Make rule failures alertable, not aggregable. A rule that fails on 0.3% of rows every cycle is a rule whose threshold needs adjusting or whose alert is being ignored. The team that sees "147 rule failures today" without breaking that number down by rule is the team that is no longer reading the alerts. Aggregating failures across rules into a single dashboard number is worse than not tracking them, because it produces the appearance of monitoring without the substance.

Budget the observability profiling cost. Profile fact and dimension tables daily; profile staging tables at schema-and-freshness depth only; do not profile intermediate models that nobody queries directly. The default settings on most observability platforms profile everything, and the resulting credit consumption is one of the recurring objections leadership raises when reviewing the platform cost.

Plan for source schema drift before it happens. Source systems change schemas without coordinating with the warehouse team. The staging models that depend on those schemas break when they do. Tests that detect schema drift early (a new column that nobody has mapped, a removed column that the staging model still references) produce a clean failure at staging rather than a propagated wrong number downstream. The mechanism is unglamorous: schema-drift checks running as part of every load cycle, with explicit handling for the additions and removals the team chooses to absorb versus the ones that require a model update.

The change data capture technique article covers the load mechanism that delivers source changes to the staging layer where cleansing applies. The slowly changing dimensions article covers the change-handling that interacts with cleansing at the dimensional layer, including the hash-based change detection that depends on attribute normalization. The warehouse loading and operations pillar covers the broader operational context, including idempotency and watermarks, which constrain how cleansing rules interact with re-runs and partial recovery.

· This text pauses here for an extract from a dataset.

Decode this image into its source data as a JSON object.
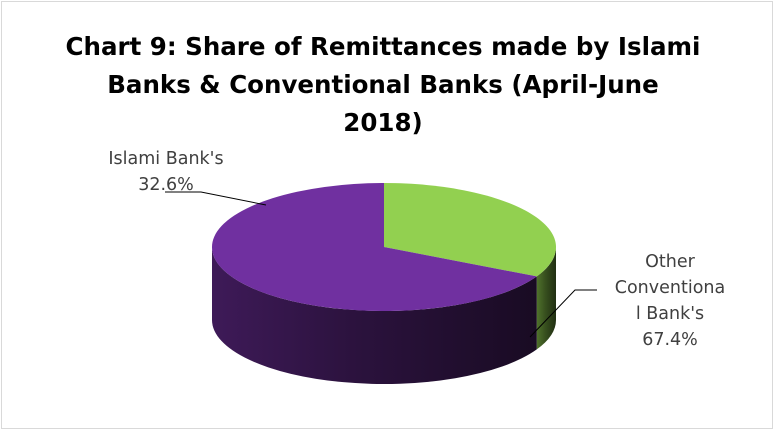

For the definitional version of the term, see the data quality glossary entry.

Closing

Data cleansing is not a phase that happens once and concludes. It is a continuous discipline expressed as rules tested at the staging-to-curated boundary, paired with observability that catches the patterns the rules do not anticipate. The rules belong in version control alongside the models they validate. The observability layer belongs across the curated tables that downstream consumers depend on. The failure mode the discipline exists to prevent is the silent one: a defect that nobody flagged, that nobody noticed, that surfaced as a wrong number in a report that informed a decision.

Reference

The five-category framing of data quality dimensions traces to:

Richard Y. Wang and Diane M. Strong, "Beyond Accuracy: What Data Quality Means to Data Consumers," Journal of Management Information Systems, Vol. 12, No. 4, 1996.
DAMA International, DAMA-DMBOK: Data Management Body of Knowledge, 2nd ed., Technics Publications, 2017. Chapter 13 covers data quality dimensions and management.
Ralph Kimball and Margy Ross, The Data Warehouse Toolkit, 3rd ed., Wiley, 2013. The inferred-member and quarantine patterns at the dimensional layer.

For the modern test-driven cleansing pattern, the dbt project documentation on tests and the Great Expectations documentation on expectation suites are the canonical references; both projects publish maintained guides that supersede earlier vendor whitepapers on the topic.